Evaluate :$\sqrt{\frac{1+\mathrm{cos\theta }}{1-\mathrm{cos\theta }}}$

Answer 1

To evaluate :$\sqrt{\frac{1+\mathrm{cos\theta }}{1-\mathrm{cos\theta }}}$

$\sqrt{\frac{1+\mathrm{cos\theta }}{1-\mathrm{cos\theta }}}$$=$$\sqrt{\frac{(1+\mathrm{cos\theta })\times (1+\mathrm{cos\theta })}{(1-\mathrm{cos\theta })\times (1+\mathrm{cos\theta })}}$ ( Rationalizing the denominator)

$=$$\sqrt{\frac{{(1+\mathrm{cos\theta })}^2}{{\left(1\right)}^2-{\left(\mathrm{cos\theta }\right)}^2}}$ [Formula used: ${\mathrm{a}}^2-{\mathrm{b}}^2=(\mathrm{a}+\mathrm{b})(\mathrm{a}-\mathrm{b})$]

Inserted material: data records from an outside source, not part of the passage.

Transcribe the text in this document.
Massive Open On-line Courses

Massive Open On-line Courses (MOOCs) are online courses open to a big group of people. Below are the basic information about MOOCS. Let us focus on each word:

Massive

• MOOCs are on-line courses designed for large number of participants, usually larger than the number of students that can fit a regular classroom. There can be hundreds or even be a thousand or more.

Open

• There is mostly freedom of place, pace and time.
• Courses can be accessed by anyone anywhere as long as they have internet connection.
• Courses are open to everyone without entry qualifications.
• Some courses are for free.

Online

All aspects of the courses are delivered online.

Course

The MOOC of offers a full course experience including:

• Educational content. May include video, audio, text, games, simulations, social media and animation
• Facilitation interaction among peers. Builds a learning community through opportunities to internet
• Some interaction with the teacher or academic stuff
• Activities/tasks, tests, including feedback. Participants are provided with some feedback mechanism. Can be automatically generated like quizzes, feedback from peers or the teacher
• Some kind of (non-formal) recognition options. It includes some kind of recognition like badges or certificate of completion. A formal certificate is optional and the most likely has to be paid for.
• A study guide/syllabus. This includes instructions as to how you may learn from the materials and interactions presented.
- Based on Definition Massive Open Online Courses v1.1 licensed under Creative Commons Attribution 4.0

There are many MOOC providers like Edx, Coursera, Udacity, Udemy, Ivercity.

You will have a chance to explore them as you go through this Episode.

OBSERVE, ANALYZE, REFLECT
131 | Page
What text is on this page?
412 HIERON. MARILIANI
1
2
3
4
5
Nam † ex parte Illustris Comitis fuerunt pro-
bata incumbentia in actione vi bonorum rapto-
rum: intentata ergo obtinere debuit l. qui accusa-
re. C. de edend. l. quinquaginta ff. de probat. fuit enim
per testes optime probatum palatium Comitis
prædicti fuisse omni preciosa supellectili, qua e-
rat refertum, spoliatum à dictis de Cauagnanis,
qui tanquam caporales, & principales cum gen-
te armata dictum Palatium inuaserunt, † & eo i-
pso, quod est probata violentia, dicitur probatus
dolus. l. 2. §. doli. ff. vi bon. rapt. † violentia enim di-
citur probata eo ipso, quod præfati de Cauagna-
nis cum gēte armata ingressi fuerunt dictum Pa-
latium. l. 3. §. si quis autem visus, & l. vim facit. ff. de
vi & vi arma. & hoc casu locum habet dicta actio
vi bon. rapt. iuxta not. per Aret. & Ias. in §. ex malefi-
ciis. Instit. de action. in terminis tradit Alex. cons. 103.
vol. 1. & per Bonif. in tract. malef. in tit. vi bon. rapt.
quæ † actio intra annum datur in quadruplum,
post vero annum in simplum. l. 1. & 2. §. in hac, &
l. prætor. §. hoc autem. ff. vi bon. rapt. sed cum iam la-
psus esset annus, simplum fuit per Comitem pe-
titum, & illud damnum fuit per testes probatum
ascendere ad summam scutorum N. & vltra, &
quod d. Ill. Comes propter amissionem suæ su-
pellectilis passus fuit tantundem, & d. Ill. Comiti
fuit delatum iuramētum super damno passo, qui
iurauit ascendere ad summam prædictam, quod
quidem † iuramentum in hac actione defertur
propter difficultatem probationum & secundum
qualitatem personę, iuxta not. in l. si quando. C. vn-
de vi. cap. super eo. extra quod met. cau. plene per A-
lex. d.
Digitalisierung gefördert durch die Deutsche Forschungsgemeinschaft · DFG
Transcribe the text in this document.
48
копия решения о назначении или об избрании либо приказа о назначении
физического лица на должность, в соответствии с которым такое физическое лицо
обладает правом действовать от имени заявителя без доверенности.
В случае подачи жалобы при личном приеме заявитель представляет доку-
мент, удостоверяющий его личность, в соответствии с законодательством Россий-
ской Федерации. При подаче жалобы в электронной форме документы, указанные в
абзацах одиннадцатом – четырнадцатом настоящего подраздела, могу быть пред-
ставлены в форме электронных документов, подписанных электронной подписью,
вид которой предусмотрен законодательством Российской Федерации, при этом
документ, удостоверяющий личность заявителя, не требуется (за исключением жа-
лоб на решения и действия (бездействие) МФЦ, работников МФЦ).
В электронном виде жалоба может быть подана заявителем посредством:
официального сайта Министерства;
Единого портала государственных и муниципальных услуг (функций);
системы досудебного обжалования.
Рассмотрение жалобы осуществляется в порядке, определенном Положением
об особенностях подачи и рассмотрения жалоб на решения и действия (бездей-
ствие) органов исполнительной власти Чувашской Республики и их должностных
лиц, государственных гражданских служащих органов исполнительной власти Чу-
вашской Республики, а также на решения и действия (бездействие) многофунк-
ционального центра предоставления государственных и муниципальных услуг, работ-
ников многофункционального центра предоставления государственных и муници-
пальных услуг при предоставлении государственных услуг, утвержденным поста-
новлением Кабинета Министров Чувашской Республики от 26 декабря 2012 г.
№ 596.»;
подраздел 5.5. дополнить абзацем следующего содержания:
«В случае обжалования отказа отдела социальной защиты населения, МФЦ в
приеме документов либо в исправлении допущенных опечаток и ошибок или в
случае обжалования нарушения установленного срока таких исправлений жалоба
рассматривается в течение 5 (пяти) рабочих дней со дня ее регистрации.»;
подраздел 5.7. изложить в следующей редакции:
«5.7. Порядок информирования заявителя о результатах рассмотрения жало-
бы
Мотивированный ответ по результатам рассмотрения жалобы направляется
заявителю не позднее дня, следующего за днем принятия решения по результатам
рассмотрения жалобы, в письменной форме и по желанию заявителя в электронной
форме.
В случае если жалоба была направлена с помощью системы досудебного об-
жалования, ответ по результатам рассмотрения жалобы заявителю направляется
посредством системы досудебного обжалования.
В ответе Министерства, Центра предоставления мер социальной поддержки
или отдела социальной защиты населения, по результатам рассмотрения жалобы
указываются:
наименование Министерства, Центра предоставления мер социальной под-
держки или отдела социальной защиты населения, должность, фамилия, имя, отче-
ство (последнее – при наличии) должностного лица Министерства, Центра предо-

$=$$\frac{(1+\mathrm{cos\theta })}{\sqrt{(1-{\cos }^2\mathrm{\theta })}}$

$=$$\frac{(1+\mathrm{cos\theta })}{\sqrt{{\sin }^2\mathrm{\theta }}}$ [Formula used: ${\sin }^2\mathrm{\theta }+{\cos }^2\mathrm{\theta }=1$]

$=$$\frac{(1+\mathrm{cos\theta })}{\mathrm{sin\theta }}$

$=$ $\frac{1}{\mathrm{sin\theta }}+\frac{\mathrm{cos\theta }}{\mathrm{sin\theta }}$

$=\mathrm{cosec\theta }+\mathrm{cot\theta }$ [Formula used :$\frac{1}{\mathrm{sin\theta }}=\mathrm{cosec\theta }$ and $\frac{\mathrm{cos\theta }}{\mathrm{sin\theta }}=\mathrm{cot\theta }$]

Thus, the simplified form of $\sqrt{\frac{1+\mathrm{cos\theta }}{1-\mathrm{cos\theta }}}$$=\mathrm{cosec\theta }+\mathrm{cot\theta }$